# Problem mit PCGH-SSAA-Tool



## fac3l3ss (8. August 2010)

Ich hab das PCGH-SSAA-Tool, wie in der vorletzten Ausgabe beschrieben, 
installiert.
Doch i-wie hab ich auf 3840x2400 schwarze Balken, siehe Anhang...
Was mache ich falsch?

MfG
fac3l3ss


----------



## -_Elvis_- (8. August 2010)

Hab selbst noch keine Erfahrung mit dem Tool, aber probier doch mal 3840x2160.


----------



## Crymes (8. August 2010)

Assassins Creed hat keine Interpolation von nicht-nativen Auflösungen, probiere es mit nem anderen Spiel.


----------



## qbert (29. August 2010)

ja hallo, noch ne frage zum tool, denn ich habs erst in der 09/10 gesehen und habe somit keine ahnung wie ich die treiber signierung umgehe. im abgesicherten modus fragt mich das tool nur nach den administrationsrechten, die ich aber auch habe, also steh grad wie ochs vorm zaun.


----------



## -_Elvis_- (29. August 2010)

Beim starten F8 drücken und dann deaktivieren?
Oder was meinst du jetzt?


----------



## qbert (29. August 2010)

was deaktivieren? die benutzerkontensteuerung? klappt nicht! die treiber signatur? wo?


----------



## qbert (29. August 2010)

kp also ich hab vista64 mit allen updates, wenn ich allen seiten so treuen kann dann kann ich die treiber signatur nicht mehr abschalten.
ich habs mit allen varianten probiert.
btw auf meinem weg bin ich noch über ein tool gestolpert das iwie den monitortreiber modifiziert für downsampling, bla blubb alles gemacht nur bei mir zeigt er nun keine auflösung außer der nativen an.


----------



## LordMirdalan (2. September 2010)

-----


----------



## Smokin' Toast Xtreme (9. September 2010)

hallo, habe das tool ebenfalls ausprobiert und es klappt zumindest in BioShock, Anno 1404 (abgesehen von der nicht passenden Menü Position) und den Stalker Titeln gut.
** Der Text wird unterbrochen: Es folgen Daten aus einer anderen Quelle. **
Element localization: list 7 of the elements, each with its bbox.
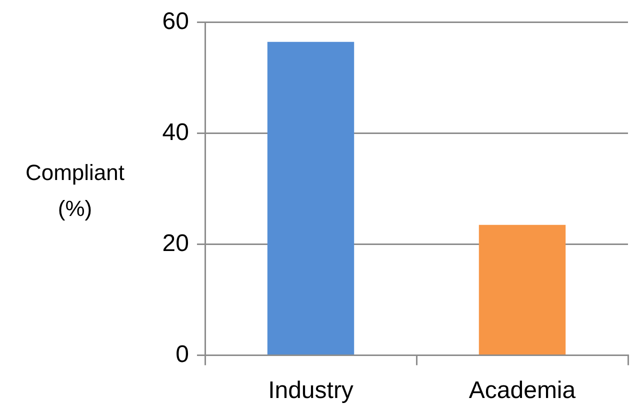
y-axis-title: Compliant (%) — [24, 159, 126, 223]
x-tick-label: Industry — [268, 377, 354, 404]
y-tick-label: 20 — [162, 230, 189, 257]
x-tick-label: Academia — [468, 377, 576, 404]
y-tick-label: 40 — [162, 118, 189, 146]
y-tick-label: 0 — [176, 340, 189, 368]
y-tick-label: 60 — [162, 8, 189, 36]
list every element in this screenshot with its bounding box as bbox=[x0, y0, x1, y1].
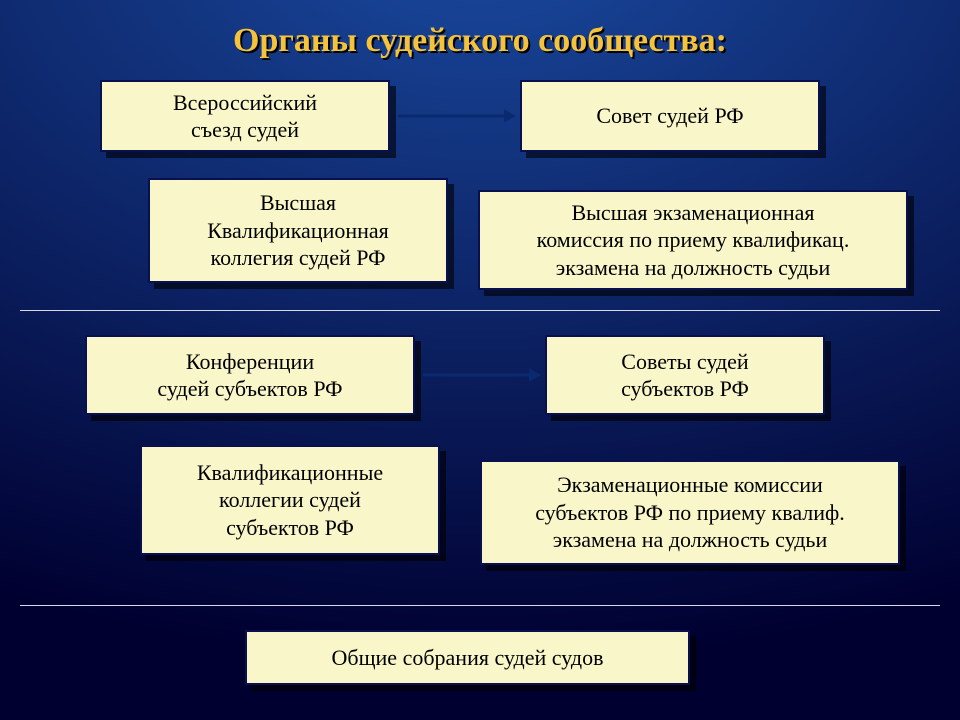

In Dirt 2 (steam version) sowie Metro 2033 funzt es allerdings garnicht! Die Auflösung ist einfach nicht vorhanden in den Optionen, kann mir jemand weiterhelfen? Metro hab ich in DX10 und 11 probiert mit und ohne tiefenschärfe und tesselation, geht nicht. Dirt 2 sollte auch im DX11 laufen, da Tesselation eig aktiviert ist. Bitte um schnelle Hilfe, will Metro endlich in 2880x1800@1920x1200 laufen sehen!!


----------



## MonsterSurfer72 (12. September 2010)

Hallo Zusammen,

sorry aber ich glaub ich bin mal wieder zu blöd für das Tool.
So wie ich es verstehe bekommt man ja durch das Tool in den Spielen eine höhere Auflösung zur auswahl , welche dan "downgesampled" wird...

Bei Battlefield BC2 klappt das auch...da hab ich 3380 x 2100 zur Auswahl (Nativ hab ich 1680x1050).... Sieht auch gut aus - Graka´s packens auch.

Aber bei allen anderen Games bekomme ich keine Auflösung über 1680x1050 zur Auswahl...
(Dirt2, Just Casue 2, COD MW2,Crysis WH, GTA IV...uvm...  (Ok einige schriben DX9 geht auch nicht....andere sagen es geht).

Irgendjemand nen Tip ?

Danke
Gruss


----------



## Ezio (12. September 2010)

DX9 geht definitiv nicht. Hier eine Liste von unterstützten Games: 3DCenter Forum - DX10/DX10.1/DX11-Downsampling-Tool-Thread

Crysis hat bei mir auch funktioniert.


----------



## PCGH_Marc (12. September 2010)

*@ Smokin' Toast Xtreme*

CMRD2 geht iirc nicht, leider.


----------



## Smokin' Toast Xtreme (15. September 2010)

schade, aber geht dann wenigstens metro? wär toll wenn jemand ne lösung dafür kennt.


----------



## PCGH_Marc (15. September 2010)

Metro 2033 geht prinzipiell, wobei ich es nach dem Ranger Update nicht mehr probiert habe.


----------